Supporters, critics weigh in on red-light camera report
After the Florida Department of Highway Safety and Motor Vehicles reported that accidents were down at intersections with red-light cameras, the Florida League of Cities and State Rep. Daphne Cambell, D-Miami, offered their opposing views.
The report emphasizes that traffic accidents are down at intersections with red lights. But it also states that crashes have decreased overall.
The study does not detail the extent to which accidents have decreased at intersections with or without the red-light cameras.
Here is the statement from the League of Cities.
“Providing cities with the tools they need to keep residents safe is the Florida League of Cities’ No. 1 priority, and this technology has been proven to help authorities punish lawbreakers, reduce dangerous T-bone crashes and change the behavior of those drivers who selfishly choose to run red lights.
“Due to budget constraints and unfunded mandates, local governments commonly have limited law enforcement resources, and photo enforcement helps stretch those resources. Paired with traditional law enforcement techniques, red light safety camera technology makes Florida’s streets safer for drivers, bikers and pedestrians.

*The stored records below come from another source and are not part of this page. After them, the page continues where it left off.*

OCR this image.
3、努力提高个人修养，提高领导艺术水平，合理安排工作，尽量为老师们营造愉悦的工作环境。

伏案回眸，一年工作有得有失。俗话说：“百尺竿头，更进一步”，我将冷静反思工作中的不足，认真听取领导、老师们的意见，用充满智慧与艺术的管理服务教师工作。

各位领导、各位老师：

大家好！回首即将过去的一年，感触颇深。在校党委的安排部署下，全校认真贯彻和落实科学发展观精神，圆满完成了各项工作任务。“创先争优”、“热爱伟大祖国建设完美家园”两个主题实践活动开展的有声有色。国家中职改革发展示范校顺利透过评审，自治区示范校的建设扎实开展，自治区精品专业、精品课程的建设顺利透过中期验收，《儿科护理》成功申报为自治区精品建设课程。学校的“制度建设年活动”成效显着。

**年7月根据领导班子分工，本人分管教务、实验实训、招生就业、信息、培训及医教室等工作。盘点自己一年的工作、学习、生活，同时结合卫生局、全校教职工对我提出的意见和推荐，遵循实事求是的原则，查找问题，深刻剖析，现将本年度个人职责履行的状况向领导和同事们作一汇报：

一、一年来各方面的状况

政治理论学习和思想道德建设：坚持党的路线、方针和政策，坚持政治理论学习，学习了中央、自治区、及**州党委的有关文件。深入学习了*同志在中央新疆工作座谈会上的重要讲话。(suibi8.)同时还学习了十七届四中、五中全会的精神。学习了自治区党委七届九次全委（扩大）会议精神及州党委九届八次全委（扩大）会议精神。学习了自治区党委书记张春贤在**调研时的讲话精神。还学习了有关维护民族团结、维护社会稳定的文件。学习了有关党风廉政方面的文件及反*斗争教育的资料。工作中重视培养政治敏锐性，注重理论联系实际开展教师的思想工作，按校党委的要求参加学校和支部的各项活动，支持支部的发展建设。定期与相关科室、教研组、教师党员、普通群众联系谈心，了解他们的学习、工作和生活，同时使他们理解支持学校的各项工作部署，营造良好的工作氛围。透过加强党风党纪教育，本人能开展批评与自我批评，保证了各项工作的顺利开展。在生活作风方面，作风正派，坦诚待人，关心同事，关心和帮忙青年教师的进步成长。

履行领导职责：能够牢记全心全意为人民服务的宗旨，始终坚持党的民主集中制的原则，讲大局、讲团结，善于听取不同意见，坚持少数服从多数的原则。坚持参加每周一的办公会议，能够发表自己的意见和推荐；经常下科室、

“While the data in this report suggests a significant positive effect on traffic safety, the Florida League of Cities believes the government closest to the people governs best, and nobody knows a city better than its residents. Some municipalities have determined that red light running is not a problem in their community and have chosen not to install traffic infraction detectors. Other cities, after holding public hearings and listening to concerned citizens, have determined that red light safety cameras will make their streets safer.

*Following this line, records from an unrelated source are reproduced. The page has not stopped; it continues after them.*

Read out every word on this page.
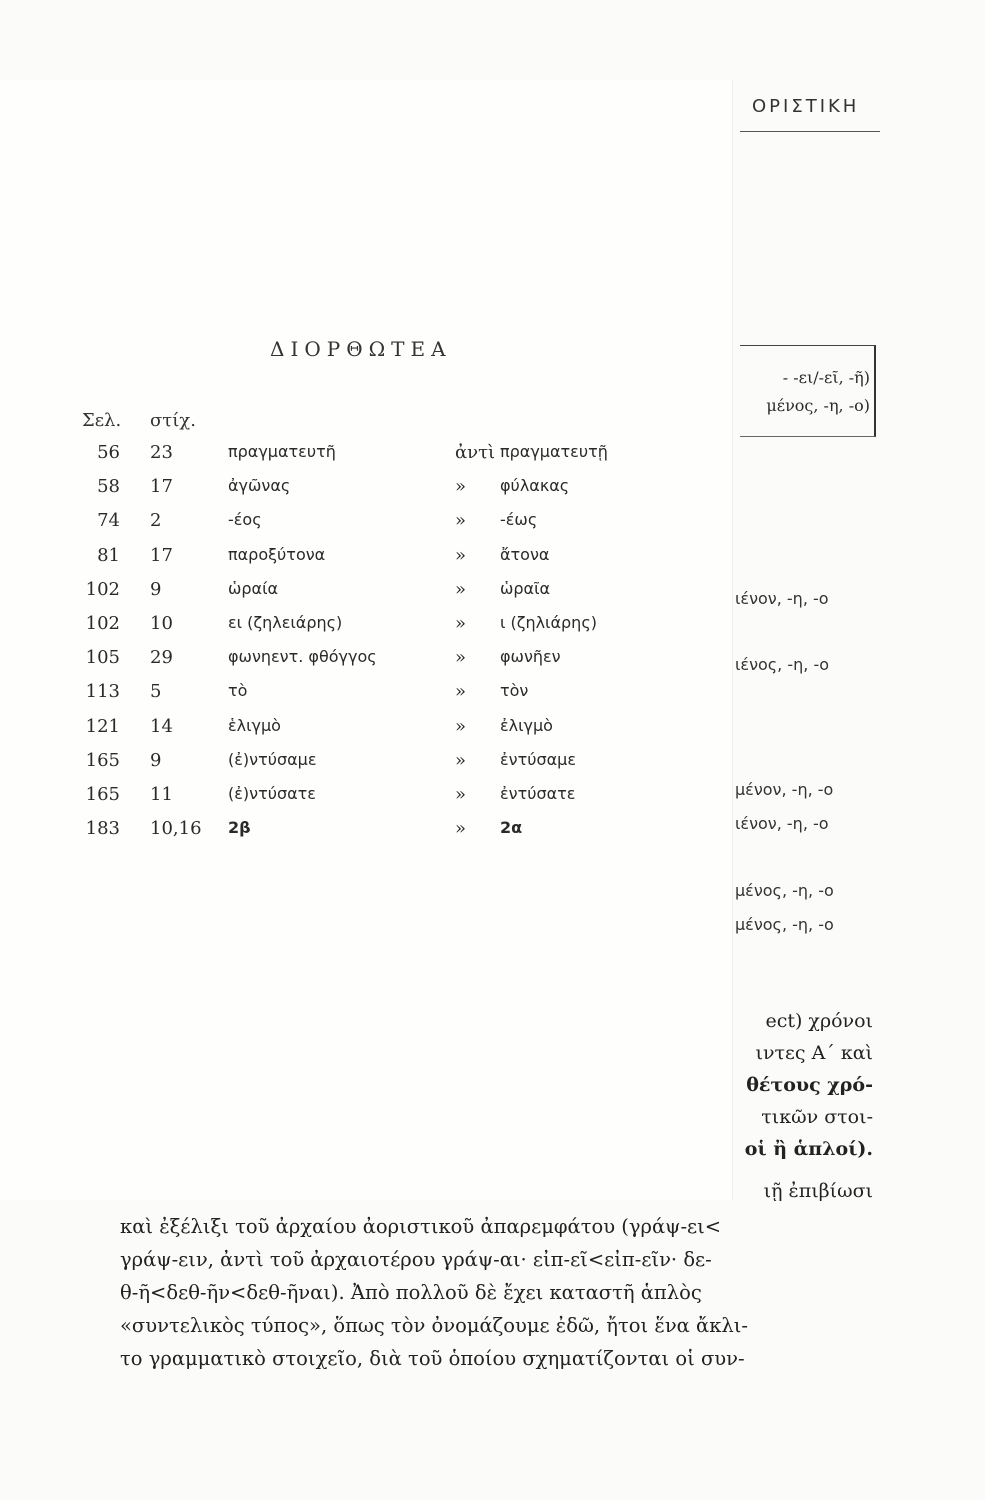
ΟΡΙΣΤΙΚΗ
- -ει/-εῖ, -ῆ)
μένος, -η, -ο)
ιένον, -η, -ο
ιένος, -η, -ο
μένον, -η, -ο
ιένον, -η, -ο
μένος, -η, -ο
μένος, -η, -ο
ect) χρόνοι
ιντες Α΄ καὶ
θέτους χρό-
τικῶν στοι-
οἱ ἢ ἁπλοί).
ιῇ ἐπιβίωσι
καὶ ἐξέλιξι τοῦ ἀρχαίου ἀοριστικοῦ ἀπαρεμφάτου (γράψ-ει<
γράψ-ειν, ἀντὶ τοῦ ἀρχαιοτέρου γράψ-αι· εἰπ-εῖ<εἰπ-εῖν· δε-
θ-ῆ<δεθ-ῆν<δεθ-ῆναι). Ἀπὸ πολλοῦ δὲ ἔχει καταστῆ ἁπλὸς
«συντελικὸς τύπος», ὅπως τὸν ὀνομάζουμε ἐδῶ, ἤτοι ἕνα ἄκλι-
το γραμματικὸ στοιχεῖο, διὰ τοῦ ὁποίου σχηματίζονται οἱ συν-
ΔΙΟΡΘΩΤΕΑ
Σελ. στίχ.
56 23	πραγματευτῆ	ἀντὶ πραγματευτῇ
58 17	ἀγῶνας	» φύλακας
74 2	-έος	» -έως
81 17	παροξύτονα	» ἄτονα
102 9	ὡραία	» ὡραῖα
102 10	ει (ζηλειάρης)	» ι (ζηλιάρης)
105 29	φωνηεντ. φθόγγος	» φωνῆεν
113 5	τὸ	» τὸν
121 14	ἑλιγμὸ	» ἐλιγμὸ
165 9	(ἐ)ντύσαμε	» ἐντύσαμε
165 11	(ἐ)ντύσατε	» ἐντύσατε
183 10,16 2β	» 2α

“The findings of the recent study reinforce what many cities already know and truly believe – red light safety cameras do save lives. However, Florida's 410 cities are all uniquely different – what works in Miami may not work in Sopchoppy and vice versa. As we approach the 2013 legislative session, the Florida League of Cities will continue to advocate for legislation that protects cities’ home rule power to decide what is best for the residents of its community.“
The study, based on a survey of the 73 local governments in Florida with active camera programs, found that the number of total crashes, angle-crashes and rear-end crashes all decreased from July 1, 2011, through June 30, 2012. A total of 44 percent of community police departments saw a reduction in side-impact crashes, 41 percent experienced a reduction in rear-end crashes, and 56 percent reported a total reduction in crashes at red-light camera intersections. In a state that ranked the third most deadliest in the nation for traffic related fatalities in 2010, the decrease in crashes adds up to saved lives and costs.
Here is the statement from Campbell.
State Representative Daphne Campbell (D) Ranking Member of Local & Federal Affairs Committee, out of frustration over the number of complaints she has received from constituents concerning the red light cameras, filed House Bill 91 calling for the removal of the traffic infraction detectors.
Representative Campbell stated when our senior citizens receive a ticket in the mail, they have to decide whether to pay that ticket or pay for their medication(s) that they really need. If they do not pay for the ticket(s), their license may be suspended. Many of these senior citizens do not have anyone to take them to a doctor's appointment or to pick-up their medication(s). Having their license suspended would cause a bigger problem for them. However the cost of these tickets could be from $158 to over $200 and increase as long as the ticket is not paid.
The traffic infraction detectors were created after a tragic red light running accident in 2003. The red light camera companies exploit victims to push Florida laws to gain millions. People are presumed guilty by the picture of the camera. The corporations are the ones making the money. The municipalities were sold the idea that they would make money on the cameras and the cameras would support the police officers. But, you cannot cross examine in court a malfunction computer.
The police departments have learned the cameras add to their workload and decreased the so called revenue. Representative Campbell stated some areas of the police department we just cannot delete.
Representative Campbell agrees that some counties may have a financial shortfall, but feels we should not balance our budget on the backs of those who can least afford it on our senior citizens or those with low income. We, the elected officials, are aware of the financial shortfalls, but we must remember the people who elected us.
Representative Campbell stated those who can afford it are paying for the ticket then hiring an attorney to go to court to beat the ticket. These rulings could affect tens of thousands of dollars of traffic citations. Representative Campbell stated she is not working against attorneys but is merely pointing out that some attorneys advertise "You can beat a red light ticket in Florida". Why have it legal for some and not for others?